I introduced myself and Lilly gathered herself, shook my hand and gave me her full name and said, "I'm German." Indeed she had a thick accent. The next thing she said was, "I don't know why I'm here", and proceeded to cry.
I spent the next five or so minutes with her, mostly listening. She spoke through tears at times, but she also came across clear and with a surety that made me forget her illness. She spoke of how she had raised her grandchildren so her son and his wife could work. Then, by her recounting, when she couldn't keep up with the kids anymore ("I'm 78 years old!"), and after she'd given her house to her son, she was told that "she didn't like kids" and so had to move. She cried, because she loved children but just couldn't keep up them through the day. She showed me her bad leg, which had a scar that ran from her ankle all the way up to her hip. The injury happened during WWII as a young teen and left her with a limp. A photo on a bedside table showed her husband whom had already passed away, presumably many years before, in his forties.
How much of her recollection of her son's treatment of her was real and how much was a product of her mental faculties failing, I don't know. It was sad to hear her reality, though - so real to her that it brought her to tears. How to comfort someone with Alzheimer's or dementia?
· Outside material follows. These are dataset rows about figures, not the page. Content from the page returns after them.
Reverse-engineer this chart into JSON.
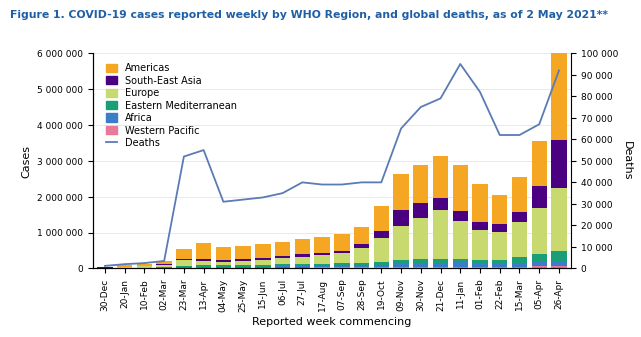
{
  "title": "Figure 1. COVID-19 cases reported weekly by WHO Region, and global deaths, as of 2 May 2021**",
  "xlabel": "Reported week commencing",
  "ylabel_left": "Cases",
  "ylabel_right": "Deaths",
  "weeks": [
    "30-Dec",
    "20-Jan",
    "10-Feb",
    "02-Mar",
    "23-Mar",
    "13-Apr",
    "04-May",
    "25-May",
    "15-Jun",
    "06-Jul",
    "27-Jul",
    "17-Aug",
    "07-Sep",
    "28-Sep",
    "19-Oct",
    "09-Nov",
    "30-Nov",
    "21-Dec",
    "11-Jan",
    "01-Feb",
    "22-Feb",
    "15-Mar",
    "05-Apr",
    "26-Apr"
  ],
  "americas": [
    20000,
    40000,
    60000,
    100000,
    280000,
    470000,
    370000,
    380000,
    380000,
    390000,
    420000,
    450000,
    450000,
    480000,
    700000,
    1000000,
    1050000,
    1150000,
    1300000,
    1050000,
    820000,
    950000,
    1250000,
    3250000
  ],
  "south_east_asia": [
    3000,
    4000,
    6000,
    10000,
    15000,
    45000,
    50000,
    55000,
    60000,
    70000,
    80000,
    75000,
    80000,
    100000,
    200000,
    430000,
    420000,
    360000,
    280000,
    220000,
    200000,
    280000,
    600000,
    1350000
  ],
  "europe": [
    15000,
    25000,
    40000,
    70000,
    180000,
    120000,
    90000,
    100000,
    130000,
    160000,
    200000,
    230000,
    280000,
    430000,
    650000,
    950000,
    1150000,
    1350000,
    1050000,
    850000,
    800000,
    1000000,
    1300000,
    1750000
  ],
  "eastern_mediterranean": [
    4000,
    6000,
    10000,
    18000,
    30000,
    45000,
    48000,
    52000,
    55000,
    60000,
    60000,
    55000,
    55000,
    60000,
    90000,
    130000,
    130000,
    110000,
    95000,
    90000,
    110000,
    180000,
    230000,
    280000
  ],
  "africa": [
    1500,
    2500,
    4000,
    7000,
    10000,
    18000,
    22000,
    26000,
    30000,
    35000,
    45000,
    50000,
    55000,
    55000,
    65000,
    72000,
    90000,
    110000,
    120000,
    95000,
    75000,
    80000,
    110000,
    140000
  ],
  "western_pacific": [
    6000,
    8000,
    10000,
    12000,
    17000,
    25000,
    25000,
    23000,
    23000,
    25000,
    27000,
    28000,
    30000,
    32000,
    36000,
    44000,
    46000,
    48000,
    48000,
    44000,
    42000,
    46000,
    58000,
    70000
  ],
  "deaths": [
    1200,
    2000,
    2500,
    3500,
    52000,
    55000,
    31000,
    32000,
    33000,
    35000,
    40000,
    39000,
    39000,
    40000,
    40000,
    65000,
    75000,
    79000,
    95000,
    82000,
    62000,
    62000,
    67000,
    92000
  ],
  "colors": {
    "americas": "#F5A623",
    "south_east_asia": "#4B0082",
    "europe": "#C8D96F",
    "eastern_mediterranean": "#1A9E78",
    "africa": "#3B7DC8",
    "western_pacific": "#E8799A"
  },
  "deaths_color": "#5A7BB5",
  "background_color": "#FFFFFF",
  "ylim_left": [
    0,
    6000000
  ],
  "ylim_right": [
    0,
    100000
  ],
  "title_color": "#1F5FA6",
  "title_fontsize": 7.8,
  "legend_fontsize": 7,
  "axis_label_fontsize": 8,
  "tick_fontsize": 6.5
}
I made sure I maintained eye contact, for one. There's a dignity earned when someone meets your gaze. I spoke loud enough for her to hear from her one good ear. I kept my sentences simple and complete in themselves. I spoke about how she was in a safe place, and how that was good. I returned to that a few times, and each time she seemed to relax a little - the distress in her eyes subsided. It really is amazing what the eyes can say that words cannot.
She spoke about her job with Campbell's soup for 47 years and I complimented her on her achievements. She ranged back towards her confusion about being in the care home and she spoke of her hope of going back home to Germany. She mentioned winning the lottery and how her children rebelled against her when she wouldn't give them what they wanted. She talked about her missing hearing aids, and how she'd come from the shower one day and they were missing from her table.
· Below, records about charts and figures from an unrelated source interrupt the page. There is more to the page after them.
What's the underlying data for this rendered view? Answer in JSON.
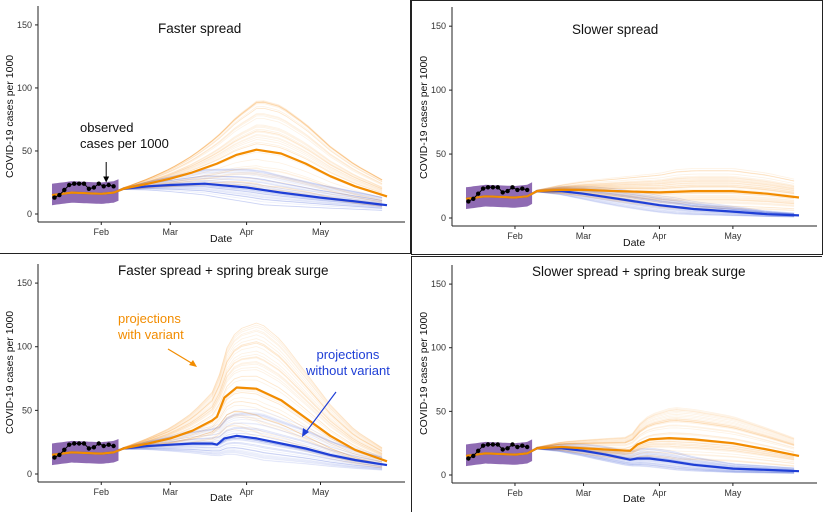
{
  "chart_data": [
    {
      "type": "line",
      "title": "Faster spread",
      "xlabel": "Date",
      "ylabel": "COVID-19 cases per 1000",
      "x_ticks": [
        "Feb",
        "Mar",
        "Apr",
        "May"
      ],
      "y_ticks": [
        0,
        50,
        100,
        150
      ],
      "ylim": [
        0,
        165
      ],
      "x_range": [
        "2021-01-12",
        "2021-05-28"
      ],
      "annotation": [
        "observed",
        "cases per 1000"
      ],
      "series": [
        {
          "key": "observed",
          "color": "#000000",
          "x": [
            "2021-01-13",
            "2021-01-15",
            "2021-01-17",
            "2021-01-19",
            "2021-01-21",
            "2021-01-23",
            "2021-01-25",
            "2021-01-27",
            "2021-01-29",
            "2021-01-31",
            "2021-02-02",
            "2021-02-04",
            "2021-02-06"
          ],
          "y": [
            13,
            15,
            19,
            23,
            24,
            24,
            24,
            20,
            21,
            24,
            22,
            23,
            22
          ]
        },
        {
          "key": "with_variant",
          "color": "#f28c00",
          "x": [
            "2021-01-12",
            "2021-01-20",
            "2021-02-01",
            "2021-02-06",
            "2021-02-10",
            "2021-02-20",
            "2021-03-01",
            "2021-03-10",
            "2021-03-20",
            "2021-03-28",
            "2021-04-05",
            "2021-04-15",
            "2021-04-25",
            "2021-05-05",
            "2021-05-15",
            "2021-05-28"
          ],
          "y": [
            15,
            17,
            16,
            17,
            20,
            24,
            28,
            33,
            40,
            47,
            51,
            48,
            40,
            30,
            22,
            14
          ]
        },
        {
          "key": "without_variant",
          "color": "#1f3fd6",
          "x": [
            "2021-01-12",
            "2021-01-20",
            "2021-02-01",
            "2021-02-06",
            "2021-02-10",
            "2021-02-20",
            "2021-03-01",
            "2021-03-15",
            "2021-04-01",
            "2021-04-15",
            "2021-05-01",
            "2021-05-15",
            "2021-05-28"
          ],
          "y": [
            15,
            17,
            16,
            17,
            20,
            22,
            23,
            24,
            21,
            17,
            13,
            10,
            7
          ]
        }
      ]
    },
    {
      "type": "line",
      "title": "Slower spread",
      "xlabel": "Date",
      "ylabel": "COVID-19 cases per 1000",
      "x_ticks": [
        "Feb",
        "Mar",
        "Apr",
        "May"
      ],
      "y_ticks": [
        0,
        50,
        100,
        150
      ],
      "ylim": [
        0,
        165
      ],
      "x_range": [
        "2021-01-12",
        "2021-05-28"
      ],
      "series": [
        {
          "key": "observed",
          "color": "#000000",
          "x": [
            "2021-01-13",
            "2021-01-15",
            "2021-01-17",
            "2021-01-19",
            "2021-01-21",
            "2021-01-23",
            "2021-01-25",
            "2021-01-27",
            "2021-01-29",
            "2021-01-31",
            "2021-02-02",
            "2021-02-04",
            "2021-02-06"
          ],
          "y": [
            13,
            15,
            19,
            23,
            24,
            24,
            24,
            20,
            21,
            24,
            22,
            23,
            22
          ]
        },
        {
          "key": "with_variant",
          "color": "#f28c00",
          "x": [
            "2021-01-12",
            "2021-01-20",
            "2021-02-01",
            "2021-02-06",
            "2021-02-10",
            "2021-02-20",
            "2021-03-01",
            "2021-03-15",
            "2021-04-01",
            "2021-04-15",
            "2021-05-01",
            "2021-05-15",
            "2021-05-28"
          ],
          "y": [
            15,
            17,
            16,
            17,
            21,
            22,
            22,
            21,
            20,
            21,
            21,
            19,
            16
          ]
        },
        {
          "key": "without_variant",
          "color": "#1f3fd6",
          "x": [
            "2021-01-12",
            "2021-01-20",
            "2021-02-01",
            "2021-02-06",
            "2021-02-10",
            "2021-02-20",
            "2021-03-01",
            "2021-03-15",
            "2021-04-01",
            "2021-04-15",
            "2021-05-01",
            "2021-05-15",
            "2021-05-28"
          ],
          "y": [
            15,
            17,
            16,
            17,
            21,
            21,
            19,
            15,
            10,
            7,
            5,
            3,
            2
          ]
        }
      ]
    },
    {
      "type": "line",
      "title": "Faster spread + spring break surge",
      "xlabel": "Date",
      "ylabel": "COVID-19 cases per 1000",
      "x_ticks": [
        "Feb",
        "Mar",
        "Apr",
        "May"
      ],
      "y_ticks": [
        0,
        50,
        100,
        150
      ],
      "ylim": [
        0,
        165
      ],
      "x_range": [
        "2021-01-12",
        "2021-05-28"
      ],
      "annotations": [
        {
          "lines": [
            "projections",
            "with variant"
          ],
          "color": "#f28c00"
        },
        {
          "lines": [
            "projections",
            "without variant"
          ],
          "color": "#1f3fd6"
        }
      ],
      "series": [
        {
          "key": "observed",
          "color": "#000000",
          "x": [
            "2021-01-13",
            "2021-01-15",
            "2021-01-17",
            "2021-01-19",
            "2021-01-21",
            "2021-01-23",
            "2021-01-25",
            "2021-01-27",
            "2021-01-29",
            "2021-01-31",
            "2021-02-02",
            "2021-02-04",
            "2021-02-06"
          ],
          "y": [
            13,
            15,
            19,
            23,
            24,
            24,
            24,
            20,
            21,
            24,
            22,
            23,
            22
          ]
        },
        {
          "key": "with_variant",
          "color": "#f28c00",
          "x": [
            "2021-01-12",
            "2021-01-20",
            "2021-02-01",
            "2021-02-06",
            "2021-02-10",
            "2021-02-20",
            "2021-03-01",
            "2021-03-10",
            "2021-03-18",
            "2021-03-20",
            "2021-03-23",
            "2021-03-28",
            "2021-04-05",
            "2021-04-15",
            "2021-04-25",
            "2021-05-05",
            "2021-05-15",
            "2021-05-28"
          ],
          "y": [
            15,
            17,
            16,
            17,
            20,
            24,
            28,
            34,
            42,
            45,
            60,
            68,
            67,
            58,
            44,
            30,
            19,
            10
          ]
        },
        {
          "key": "without_variant",
          "color": "#1f3fd6",
          "x": [
            "2021-01-12",
            "2021-01-20",
            "2021-02-01",
            "2021-02-06",
            "2021-02-10",
            "2021-02-20",
            "2021-03-01",
            "2021-03-10",
            "2021-03-18",
            "2021-03-20",
            "2021-03-23",
            "2021-03-28",
            "2021-04-05",
            "2021-04-15",
            "2021-04-25",
            "2021-05-05",
            "2021-05-15",
            "2021-05-28"
          ],
          "y": [
            15,
            17,
            16,
            17,
            20,
            22,
            23,
            24,
            24,
            23,
            28,
            30,
            28,
            24,
            20,
            15,
            11,
            7
          ]
        }
      ]
    },
    {
      "type": "line",
      "title": "Slower spread + spring break surge",
      "xlabel": "Date",
      "ylabel": "COVID-19 cases per 1000",
      "x_ticks": [
        "Feb",
        "Mar",
        "Apr",
        "May"
      ],
      "y_ticks": [
        0,
        50,
        100,
        150
      ],
      "ylim": [
        0,
        165
      ],
      "x_range": [
        "2021-01-12",
        "2021-05-28"
      ],
      "series": [
        {
          "key": "observed",
          "color": "#000000",
          "x": [
            "2021-01-13",
            "2021-01-15",
            "2021-01-17",
            "2021-01-19",
            "2021-01-21",
            "2021-01-23",
            "2021-01-25",
            "2021-01-27",
            "2021-01-29",
            "2021-01-31",
            "2021-02-02",
            "2021-02-04",
            "2021-02-06"
          ],
          "y": [
            13,
            15,
            19,
            23,
            24,
            24,
            24,
            20,
            21,
            24,
            22,
            23,
            22
          ]
        },
        {
          "key": "with_variant",
          "color": "#f28c00",
          "x": [
            "2021-01-12",
            "2021-01-20",
            "2021-02-01",
            "2021-02-06",
            "2021-02-10",
            "2021-02-20",
            "2021-03-01",
            "2021-03-10",
            "2021-03-20",
            "2021-03-23",
            "2021-03-28",
            "2021-04-05",
            "2021-04-15",
            "2021-05-01",
            "2021-05-15",
            "2021-05-28"
          ],
          "y": [
            15,
            17,
            16,
            17,
            21,
            22,
            21,
            20,
            19,
            24,
            28,
            29,
            28,
            25,
            20,
            15
          ]
        },
        {
          "key": "without_variant",
          "color": "#1f3fd6",
          "x": [
            "2021-01-12",
            "2021-01-20",
            "2021-02-01",
            "2021-02-06",
            "2021-02-10",
            "2021-02-20",
            "2021-03-01",
            "2021-03-10",
            "2021-03-20",
            "2021-03-23",
            "2021-03-28",
            "2021-04-05",
            "2021-04-15",
            "2021-05-01",
            "2021-05-15",
            "2021-05-28"
          ],
          "y": [
            15,
            17,
            16,
            17,
            21,
            21,
            19,
            16,
            12,
            13,
            13,
            11,
            8,
            5,
            4,
            3
          ]
        }
      ]
    }
  ]
}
Listening to her, I realized that Lilly was a cast-off and her aged mind was the lifeboat. Time had been removed from her world, which left only the floating shards of memory to look at. To see into her eyes was to know she was present and alert, but in times long past... and perhaps in times that never were.
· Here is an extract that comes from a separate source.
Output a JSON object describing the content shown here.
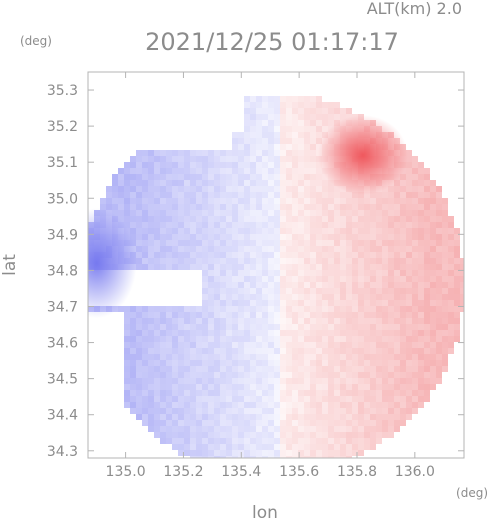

When I left, I didn't know if my visit had done any good for her. I'm not sure our talk even made it onto the lifeboat. Lilly is nowhere she recognizes, reliving situations that may or may not have occurred. Behind the tears that filled her eyes was a human being that had become disconnected from the stream of "our world" and was on her own. I couldn't help but try to be in that world, long enough to cast calm and comfort there.
I'll visit again and when I do, I'll speak with Lilly, too.